Ce matin, l’avis du Conseil d’Etat, révélé par le Monde, qui juge le projet de loi Asile-immigration inutile.

Manifestation devant le Conseil d'Etat pour protester contre la loi Asile et immigration de Gérard Collomb
Manifestation devant le Conseil d'Etat pour protester contre la loi Asile et immigration de Gérard Collomb © AFP / Julien Mattia

Oui, et c’est une critique qui devrait faire réfléchir les parlementaires de la majorité avant la discussion du texte en avril, parce qu’il n’y a rien de pire pour une loi que d’être jugée inutile. Un projet dont on dit qu’il va dans le mauvais sens, c’est dans la nature du débat et bien sûr le Conseil d’Etat n’est pas dans ce registre… ce n’est pas son rôle. Il dit simplement des articles d’une loi proposée qu’ils sont, ou pas, conformes au droit, souligne les éventuels problèmes juridiques engendrés par le texte … 

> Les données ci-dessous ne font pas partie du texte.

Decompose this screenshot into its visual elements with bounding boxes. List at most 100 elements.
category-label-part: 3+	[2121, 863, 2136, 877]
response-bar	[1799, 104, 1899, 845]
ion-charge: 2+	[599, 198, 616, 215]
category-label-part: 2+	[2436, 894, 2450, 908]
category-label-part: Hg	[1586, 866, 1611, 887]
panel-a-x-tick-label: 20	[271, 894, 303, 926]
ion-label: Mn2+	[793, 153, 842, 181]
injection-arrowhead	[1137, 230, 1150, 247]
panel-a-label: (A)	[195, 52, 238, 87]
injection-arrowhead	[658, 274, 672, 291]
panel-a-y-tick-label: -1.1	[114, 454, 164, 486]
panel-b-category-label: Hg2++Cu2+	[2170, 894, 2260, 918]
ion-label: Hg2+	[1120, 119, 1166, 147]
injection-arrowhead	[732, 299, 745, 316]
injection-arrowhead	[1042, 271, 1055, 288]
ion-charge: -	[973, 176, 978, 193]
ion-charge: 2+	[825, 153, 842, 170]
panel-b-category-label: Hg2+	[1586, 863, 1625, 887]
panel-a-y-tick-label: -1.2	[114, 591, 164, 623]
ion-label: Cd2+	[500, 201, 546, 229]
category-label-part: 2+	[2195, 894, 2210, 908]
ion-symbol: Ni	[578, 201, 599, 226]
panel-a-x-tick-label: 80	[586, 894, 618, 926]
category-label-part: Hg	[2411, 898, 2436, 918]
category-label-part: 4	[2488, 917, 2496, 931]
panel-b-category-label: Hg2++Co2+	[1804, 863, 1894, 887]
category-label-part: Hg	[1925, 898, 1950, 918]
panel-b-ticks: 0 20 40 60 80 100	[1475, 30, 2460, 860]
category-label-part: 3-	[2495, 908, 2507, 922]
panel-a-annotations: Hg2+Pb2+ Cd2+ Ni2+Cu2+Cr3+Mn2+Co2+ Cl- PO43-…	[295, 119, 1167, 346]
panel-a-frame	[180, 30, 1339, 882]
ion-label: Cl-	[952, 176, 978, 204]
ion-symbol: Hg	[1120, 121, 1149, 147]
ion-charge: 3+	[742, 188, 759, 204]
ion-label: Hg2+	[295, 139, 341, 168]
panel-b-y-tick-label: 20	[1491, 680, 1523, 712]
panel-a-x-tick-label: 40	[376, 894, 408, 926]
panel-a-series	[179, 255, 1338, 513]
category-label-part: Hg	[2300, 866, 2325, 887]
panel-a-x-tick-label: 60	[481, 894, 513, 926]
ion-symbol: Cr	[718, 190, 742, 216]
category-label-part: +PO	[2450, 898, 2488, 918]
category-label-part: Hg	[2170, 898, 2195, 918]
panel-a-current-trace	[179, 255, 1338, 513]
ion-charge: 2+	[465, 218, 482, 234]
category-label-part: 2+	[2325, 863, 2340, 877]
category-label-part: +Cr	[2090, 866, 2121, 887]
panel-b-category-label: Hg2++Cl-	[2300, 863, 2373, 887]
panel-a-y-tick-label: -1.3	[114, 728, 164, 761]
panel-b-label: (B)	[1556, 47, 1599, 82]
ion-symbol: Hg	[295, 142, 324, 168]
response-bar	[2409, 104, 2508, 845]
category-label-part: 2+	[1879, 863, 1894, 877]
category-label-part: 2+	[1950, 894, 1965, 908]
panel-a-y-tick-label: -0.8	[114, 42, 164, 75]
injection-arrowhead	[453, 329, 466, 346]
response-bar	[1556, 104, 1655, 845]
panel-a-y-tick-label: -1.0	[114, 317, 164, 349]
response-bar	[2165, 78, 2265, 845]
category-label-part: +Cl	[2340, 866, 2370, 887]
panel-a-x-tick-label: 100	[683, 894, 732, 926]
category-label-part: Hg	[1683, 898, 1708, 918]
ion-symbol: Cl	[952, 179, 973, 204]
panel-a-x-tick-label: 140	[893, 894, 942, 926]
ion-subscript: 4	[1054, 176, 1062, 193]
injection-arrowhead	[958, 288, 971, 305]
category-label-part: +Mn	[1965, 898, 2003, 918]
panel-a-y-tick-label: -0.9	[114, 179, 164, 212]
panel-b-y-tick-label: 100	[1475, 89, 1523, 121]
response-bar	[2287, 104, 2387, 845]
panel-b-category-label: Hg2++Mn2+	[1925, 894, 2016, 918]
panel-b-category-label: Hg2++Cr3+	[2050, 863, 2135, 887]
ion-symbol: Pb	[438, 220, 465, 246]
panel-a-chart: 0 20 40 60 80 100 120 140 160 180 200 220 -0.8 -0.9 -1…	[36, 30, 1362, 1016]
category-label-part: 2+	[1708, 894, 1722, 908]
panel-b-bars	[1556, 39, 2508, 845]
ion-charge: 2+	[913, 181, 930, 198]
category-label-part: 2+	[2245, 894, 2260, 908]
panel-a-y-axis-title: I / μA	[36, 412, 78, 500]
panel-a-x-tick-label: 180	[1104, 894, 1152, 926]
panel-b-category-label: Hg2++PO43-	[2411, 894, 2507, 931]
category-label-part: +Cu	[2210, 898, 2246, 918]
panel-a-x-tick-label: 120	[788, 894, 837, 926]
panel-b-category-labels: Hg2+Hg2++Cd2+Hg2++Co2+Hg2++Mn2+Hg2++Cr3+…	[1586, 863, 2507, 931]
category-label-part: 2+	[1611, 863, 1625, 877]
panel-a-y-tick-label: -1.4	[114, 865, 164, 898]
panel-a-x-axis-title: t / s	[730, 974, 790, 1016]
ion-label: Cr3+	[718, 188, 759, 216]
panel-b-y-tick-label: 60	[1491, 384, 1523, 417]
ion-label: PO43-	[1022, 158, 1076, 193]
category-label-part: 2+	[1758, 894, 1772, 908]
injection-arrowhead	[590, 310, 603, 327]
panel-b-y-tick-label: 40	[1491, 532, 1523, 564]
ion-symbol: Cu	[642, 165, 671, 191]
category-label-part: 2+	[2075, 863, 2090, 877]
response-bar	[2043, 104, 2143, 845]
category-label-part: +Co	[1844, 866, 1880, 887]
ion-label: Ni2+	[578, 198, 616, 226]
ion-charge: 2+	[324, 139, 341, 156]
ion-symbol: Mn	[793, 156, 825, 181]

Mais quand la plus haute juridiction administrative dit d’un texte qu’il est inutile, là, c’est une vraie baffe politique. A propos de la loi immigration-asile, le Conseil d’Etat dit que les effets des précédentes lois, de mars 2015 et juillet 2016 (c’est hier en matière législative), ne sont pas encore mesurables ! Donc pourquoi légiférer ? Tant que les associations d’aide aux migrants et les oppositions critiquaient le texte, on pouvait se dire que chacun était dans son rôle mais là, le Conseil d’Etat (qui n’est pas spécialement composé de noborders et d’angélistes de l’accueil sans limite) fournit l’argument le plus cinglant : l’inutilité, donc l’instrumentalisation ! Le Conseil dit clairement qu’il s’agit d’une loi pour l’opinion, pas pour fabriquer du droit…

Pourtant le Conseil d’Etat valide la circulaire Collomb

Oui, justement parce que juridiquement elle ne pose aucun problème puisqu’il n’y aura aucune contrainte. Si les associations refusent, il n’y aura pas d’intrusion de fonctionnaires dans les centres d’accueil ! Donc, le CE ne repousse pas la mesure mais souligne qu’elle ne sert à rien ! Légiférer pour rien, simplement pour l’effet d’annonce (c’est-à-dire plus pour l’annonce que pour l’effet), c’était un travers que dénonçait Emmanuel Macron. 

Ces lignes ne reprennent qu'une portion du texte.